マンチェスター・ユナイテッドがPK戦の末に日本代表MF三笘薫(25)が所属するブライトンを下して5季ぶりの決勝進出を果たした。
0-0のまま延長戦でも決着がつかず、PK戦に突入。両チーム7人のキッカーが蹴り、6-7で敗れた。後攻のマンチェスターUはカゼミロ、ダロト、サンチョ、ラッシュフォード、ザビッツァー、ベグホルスト、リンデロフの7人全員が成功させた。
マンチェスターUは6月3日にウェンブリー競技場で行われる決勝で宿敵マンチェスター・シティーと対戦する。決勝がマンチェスター・ダービーになるのは1871年に始まった長いFA杯の歴史の中で初めてとなる。

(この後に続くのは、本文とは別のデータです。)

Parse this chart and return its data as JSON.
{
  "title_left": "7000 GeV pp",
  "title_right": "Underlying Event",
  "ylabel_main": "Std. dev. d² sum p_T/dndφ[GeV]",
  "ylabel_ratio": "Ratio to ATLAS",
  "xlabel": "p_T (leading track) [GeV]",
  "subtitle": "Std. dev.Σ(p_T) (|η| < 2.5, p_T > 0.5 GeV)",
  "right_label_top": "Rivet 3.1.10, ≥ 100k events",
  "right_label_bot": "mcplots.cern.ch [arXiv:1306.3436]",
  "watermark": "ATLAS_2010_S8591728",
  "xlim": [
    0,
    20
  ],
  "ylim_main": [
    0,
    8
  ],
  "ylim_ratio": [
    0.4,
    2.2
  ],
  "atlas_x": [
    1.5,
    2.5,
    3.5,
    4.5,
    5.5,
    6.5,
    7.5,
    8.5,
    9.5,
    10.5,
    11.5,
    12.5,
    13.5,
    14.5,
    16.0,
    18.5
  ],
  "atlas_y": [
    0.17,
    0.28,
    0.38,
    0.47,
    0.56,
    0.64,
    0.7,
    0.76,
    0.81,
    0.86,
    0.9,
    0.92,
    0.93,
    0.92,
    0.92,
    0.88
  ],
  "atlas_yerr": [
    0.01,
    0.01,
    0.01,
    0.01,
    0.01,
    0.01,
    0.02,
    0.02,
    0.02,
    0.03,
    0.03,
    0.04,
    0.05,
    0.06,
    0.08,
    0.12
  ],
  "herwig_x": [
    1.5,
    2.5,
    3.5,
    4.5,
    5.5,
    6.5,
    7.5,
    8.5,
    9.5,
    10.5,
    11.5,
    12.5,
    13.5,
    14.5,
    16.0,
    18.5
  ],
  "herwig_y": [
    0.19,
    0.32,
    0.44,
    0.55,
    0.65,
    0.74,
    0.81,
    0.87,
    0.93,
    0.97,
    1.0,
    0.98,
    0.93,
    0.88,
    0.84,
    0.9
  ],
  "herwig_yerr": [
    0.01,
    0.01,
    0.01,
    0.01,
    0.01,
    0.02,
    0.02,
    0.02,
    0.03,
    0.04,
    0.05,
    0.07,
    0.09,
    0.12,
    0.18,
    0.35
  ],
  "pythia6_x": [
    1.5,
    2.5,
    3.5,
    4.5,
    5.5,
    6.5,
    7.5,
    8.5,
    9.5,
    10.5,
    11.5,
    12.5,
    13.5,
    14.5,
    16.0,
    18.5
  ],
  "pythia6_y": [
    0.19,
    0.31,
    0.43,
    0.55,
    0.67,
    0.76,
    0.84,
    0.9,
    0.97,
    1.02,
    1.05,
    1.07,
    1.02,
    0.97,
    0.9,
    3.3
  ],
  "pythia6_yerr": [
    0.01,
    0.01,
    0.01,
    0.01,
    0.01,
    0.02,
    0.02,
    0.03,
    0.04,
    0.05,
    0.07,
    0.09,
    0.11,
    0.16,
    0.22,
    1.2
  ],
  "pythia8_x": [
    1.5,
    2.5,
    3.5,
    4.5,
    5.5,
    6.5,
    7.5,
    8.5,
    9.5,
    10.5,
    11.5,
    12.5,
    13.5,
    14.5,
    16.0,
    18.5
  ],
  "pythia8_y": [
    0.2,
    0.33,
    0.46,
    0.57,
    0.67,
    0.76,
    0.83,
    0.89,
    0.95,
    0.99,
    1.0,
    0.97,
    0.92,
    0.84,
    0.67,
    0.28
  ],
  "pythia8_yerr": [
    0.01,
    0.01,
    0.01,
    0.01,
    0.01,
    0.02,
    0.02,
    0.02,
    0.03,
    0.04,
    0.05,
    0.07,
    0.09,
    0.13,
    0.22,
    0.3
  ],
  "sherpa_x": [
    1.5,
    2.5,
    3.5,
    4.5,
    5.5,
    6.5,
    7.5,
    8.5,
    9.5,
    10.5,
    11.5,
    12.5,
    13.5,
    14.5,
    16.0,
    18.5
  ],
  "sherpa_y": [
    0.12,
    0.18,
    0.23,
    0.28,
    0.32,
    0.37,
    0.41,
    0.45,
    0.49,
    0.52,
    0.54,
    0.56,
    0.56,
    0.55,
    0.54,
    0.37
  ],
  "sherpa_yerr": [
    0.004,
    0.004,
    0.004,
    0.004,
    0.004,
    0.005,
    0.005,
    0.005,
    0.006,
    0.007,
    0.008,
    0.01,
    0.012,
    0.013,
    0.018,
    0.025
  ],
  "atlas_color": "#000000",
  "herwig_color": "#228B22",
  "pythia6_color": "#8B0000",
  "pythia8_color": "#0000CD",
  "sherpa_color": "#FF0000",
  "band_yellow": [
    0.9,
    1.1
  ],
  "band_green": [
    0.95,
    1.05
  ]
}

今季から就任し、すでにマンチェスターUにイングランド・リーグ杯のトロフィーをもたらしたオランダ人のテンハグ監督は、マンチェスターCの「3冠(プレミアリーグ、欧州CL、FA杯)」阻止のために全力を注ぐことを明言した。
「FA杯決勝では、全力を出し切るつもりだ。私が全力と言ったら、本当に全力だ。100%以上を出すのは無理だとしても、ファンのみんなには信じてもらっていい。シティーを相手に全力でぶつかるつもりだし、ファンにそれを見せたい」と意気込んだ。
マンチェスターUは名将ファーガソン監督のもと1998年-99年シーズンに3冠を達成した。一方マンチェスターCも18-19年シーズンにプレミアリーグ、FA杯、イングランド・リーグ杯の3冠を達成した。だがこちらは「国内3冠」と呼ばれ、欧州CLを含めた3冠こそが本当の3冠で、それを成し遂げたイングランドのクラブはマンチェスターUだけという認識が一般的だ。テンハグ監督は「3冠を達成したイングランド唯一のクラブ」という肩書を失わないためにも、FA杯決勝に必勝態勢で臨む。